Kurbağaların da Duyguları Var
Sürüngen ve çiftyaşayışlıları inceleyen Sydney Üniversitesi profesörlerinden Rick Shine, bu fenomenin insanlar tarafından da uygulanan bir stratejiye, görece daha hoş görünmelerini sağladığı için daha az çekici arkadaşlarla dolaşma stratejisine benzer bir durum olabileceğini ileri sürüyor.
Lea, dişinin seçiminin “mantıksız” olduğunu söylüyor. Çünkü mantıklı bir dişinin, Bir ve İki Numaralı adayların ikisinden de daha az çekici bir erkek işin içine girdiğinde, Bir Numaralı Aday seçiminde ısrar etmesi gerekirdi.
Ancak seçimin mantıksız olmasının, tercihini İki Numaralı Adaydan yana değiştiren dişinin hata yaptığı anlamına gelmediğini de ekliyor.
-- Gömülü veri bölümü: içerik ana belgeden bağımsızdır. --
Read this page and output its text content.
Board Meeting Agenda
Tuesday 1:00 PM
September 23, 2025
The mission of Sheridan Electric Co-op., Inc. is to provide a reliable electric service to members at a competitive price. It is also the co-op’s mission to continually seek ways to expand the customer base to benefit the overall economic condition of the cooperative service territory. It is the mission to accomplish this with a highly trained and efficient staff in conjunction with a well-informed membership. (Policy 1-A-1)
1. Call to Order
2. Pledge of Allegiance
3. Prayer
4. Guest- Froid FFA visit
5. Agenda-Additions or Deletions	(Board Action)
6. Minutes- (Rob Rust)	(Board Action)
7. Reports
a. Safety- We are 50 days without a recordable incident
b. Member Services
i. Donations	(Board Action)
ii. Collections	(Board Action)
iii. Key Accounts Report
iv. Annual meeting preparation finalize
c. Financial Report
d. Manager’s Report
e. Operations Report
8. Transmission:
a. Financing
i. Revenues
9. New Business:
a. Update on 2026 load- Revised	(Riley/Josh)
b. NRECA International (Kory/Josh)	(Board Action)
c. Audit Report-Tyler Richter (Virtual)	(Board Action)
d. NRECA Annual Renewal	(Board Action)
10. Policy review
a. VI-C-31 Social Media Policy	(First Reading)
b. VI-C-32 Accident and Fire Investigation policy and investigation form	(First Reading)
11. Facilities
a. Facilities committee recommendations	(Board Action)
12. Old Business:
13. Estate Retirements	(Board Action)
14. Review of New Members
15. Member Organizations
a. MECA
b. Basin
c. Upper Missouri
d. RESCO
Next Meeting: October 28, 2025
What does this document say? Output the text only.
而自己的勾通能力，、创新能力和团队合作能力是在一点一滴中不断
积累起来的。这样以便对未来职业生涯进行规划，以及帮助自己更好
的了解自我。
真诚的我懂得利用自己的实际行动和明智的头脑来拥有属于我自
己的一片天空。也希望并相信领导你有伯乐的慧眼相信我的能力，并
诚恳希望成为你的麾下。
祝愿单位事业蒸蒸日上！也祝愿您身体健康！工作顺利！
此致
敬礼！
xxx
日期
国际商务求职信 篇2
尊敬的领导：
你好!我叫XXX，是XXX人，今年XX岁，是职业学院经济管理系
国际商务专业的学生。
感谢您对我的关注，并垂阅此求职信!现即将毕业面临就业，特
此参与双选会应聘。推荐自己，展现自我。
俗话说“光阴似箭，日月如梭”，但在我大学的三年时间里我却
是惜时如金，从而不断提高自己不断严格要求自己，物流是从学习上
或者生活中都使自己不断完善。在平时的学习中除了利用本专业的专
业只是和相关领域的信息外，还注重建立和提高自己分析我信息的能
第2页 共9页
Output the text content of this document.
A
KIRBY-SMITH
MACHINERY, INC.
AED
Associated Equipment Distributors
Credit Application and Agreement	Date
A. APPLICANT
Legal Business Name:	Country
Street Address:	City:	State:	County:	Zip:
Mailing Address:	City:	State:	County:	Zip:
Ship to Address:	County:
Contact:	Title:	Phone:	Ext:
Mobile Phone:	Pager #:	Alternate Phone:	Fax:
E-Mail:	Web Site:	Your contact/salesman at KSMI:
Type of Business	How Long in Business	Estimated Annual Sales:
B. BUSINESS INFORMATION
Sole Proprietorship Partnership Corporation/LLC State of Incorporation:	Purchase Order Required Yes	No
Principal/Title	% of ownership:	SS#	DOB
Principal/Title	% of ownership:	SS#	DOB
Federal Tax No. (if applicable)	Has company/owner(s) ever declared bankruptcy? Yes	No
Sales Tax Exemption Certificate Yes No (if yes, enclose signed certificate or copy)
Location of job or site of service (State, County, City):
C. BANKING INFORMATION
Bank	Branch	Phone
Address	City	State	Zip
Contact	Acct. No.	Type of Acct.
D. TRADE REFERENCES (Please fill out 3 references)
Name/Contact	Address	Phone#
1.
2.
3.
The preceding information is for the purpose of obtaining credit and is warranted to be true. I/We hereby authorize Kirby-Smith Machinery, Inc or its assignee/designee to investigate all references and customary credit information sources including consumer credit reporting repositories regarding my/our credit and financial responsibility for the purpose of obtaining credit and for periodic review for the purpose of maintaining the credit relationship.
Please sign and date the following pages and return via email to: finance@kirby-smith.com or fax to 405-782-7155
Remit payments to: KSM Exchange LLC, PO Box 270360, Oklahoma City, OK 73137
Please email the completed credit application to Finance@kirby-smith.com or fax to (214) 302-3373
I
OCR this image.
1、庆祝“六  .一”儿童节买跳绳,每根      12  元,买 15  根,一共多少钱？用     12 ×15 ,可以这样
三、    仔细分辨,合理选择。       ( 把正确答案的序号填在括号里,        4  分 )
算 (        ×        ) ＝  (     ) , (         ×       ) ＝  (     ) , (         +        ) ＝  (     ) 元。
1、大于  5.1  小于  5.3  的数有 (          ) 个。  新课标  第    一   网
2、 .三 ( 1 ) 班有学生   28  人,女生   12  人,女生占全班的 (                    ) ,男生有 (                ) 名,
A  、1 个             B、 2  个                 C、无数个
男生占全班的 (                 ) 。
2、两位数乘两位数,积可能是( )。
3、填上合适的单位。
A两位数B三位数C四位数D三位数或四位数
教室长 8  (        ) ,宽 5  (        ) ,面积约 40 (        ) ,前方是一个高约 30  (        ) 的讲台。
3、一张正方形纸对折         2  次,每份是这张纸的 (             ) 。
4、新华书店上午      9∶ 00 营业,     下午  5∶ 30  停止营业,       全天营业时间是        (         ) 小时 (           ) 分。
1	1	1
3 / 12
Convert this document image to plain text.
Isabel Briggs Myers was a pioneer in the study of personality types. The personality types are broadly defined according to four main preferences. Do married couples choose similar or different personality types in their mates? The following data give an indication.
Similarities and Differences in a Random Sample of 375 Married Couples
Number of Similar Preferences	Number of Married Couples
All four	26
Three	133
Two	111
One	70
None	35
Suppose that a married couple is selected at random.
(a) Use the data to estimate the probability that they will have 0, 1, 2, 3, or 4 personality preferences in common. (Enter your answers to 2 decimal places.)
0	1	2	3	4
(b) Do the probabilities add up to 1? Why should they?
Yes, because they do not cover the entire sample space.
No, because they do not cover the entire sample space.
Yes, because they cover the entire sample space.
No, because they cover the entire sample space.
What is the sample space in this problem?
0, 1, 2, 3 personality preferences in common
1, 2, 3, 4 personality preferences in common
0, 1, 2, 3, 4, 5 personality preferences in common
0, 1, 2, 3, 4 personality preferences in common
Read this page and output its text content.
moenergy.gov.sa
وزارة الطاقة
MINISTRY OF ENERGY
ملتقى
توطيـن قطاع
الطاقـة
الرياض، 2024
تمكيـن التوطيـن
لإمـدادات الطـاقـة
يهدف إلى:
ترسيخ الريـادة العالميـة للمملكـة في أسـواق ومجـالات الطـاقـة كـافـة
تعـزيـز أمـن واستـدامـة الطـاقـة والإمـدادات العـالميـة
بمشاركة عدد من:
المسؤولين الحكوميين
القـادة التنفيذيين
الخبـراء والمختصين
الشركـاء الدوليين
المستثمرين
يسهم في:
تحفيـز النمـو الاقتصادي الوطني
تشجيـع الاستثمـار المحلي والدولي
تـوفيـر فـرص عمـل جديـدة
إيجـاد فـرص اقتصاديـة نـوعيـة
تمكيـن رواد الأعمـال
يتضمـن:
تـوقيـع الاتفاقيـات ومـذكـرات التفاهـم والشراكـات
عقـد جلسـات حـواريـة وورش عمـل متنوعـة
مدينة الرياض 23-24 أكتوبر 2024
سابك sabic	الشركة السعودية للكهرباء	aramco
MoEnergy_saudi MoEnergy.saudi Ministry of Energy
Bu durum sadece eş seçiminde dişilerin önceliklerini henüz anlamadığımızı ifade ediyor.
Stanford Üniversitesi’nden onursal evrimsel biyoloğu Joan Roughgarden, Üç Numaralı Adayla karşılaşan dişinin, buradan edindiği bilgiyle diğer iki erkek hakkında dolaylı yolla yeni bir şey öğrenmiş ve bunun sonucunda tercihini akla uygun bir şekilde değiştirmiş olabileceğini öne sürüyor.
Yani “Üç Numaralı Adayın sunduğu yeni bilginin ışığında bu seçim mantıklı da olabilir,” diyor.
Mantıklı ya da mantıksız, uzmanlar ortaya çıkarılan sonuçların kurbağaların karmaşık seks yaşamına ışık tuttuğunu belirtiyor.
“Bunlar ortada dolaşıp basit ilişkiler sürdüren küçük birer robot değil,” diyor Shine.
“Komşularının varlığının farkındalar ve onların ne söylediğini dinliyorlar. Ve bu da verdikleri kararları etkiliyor.”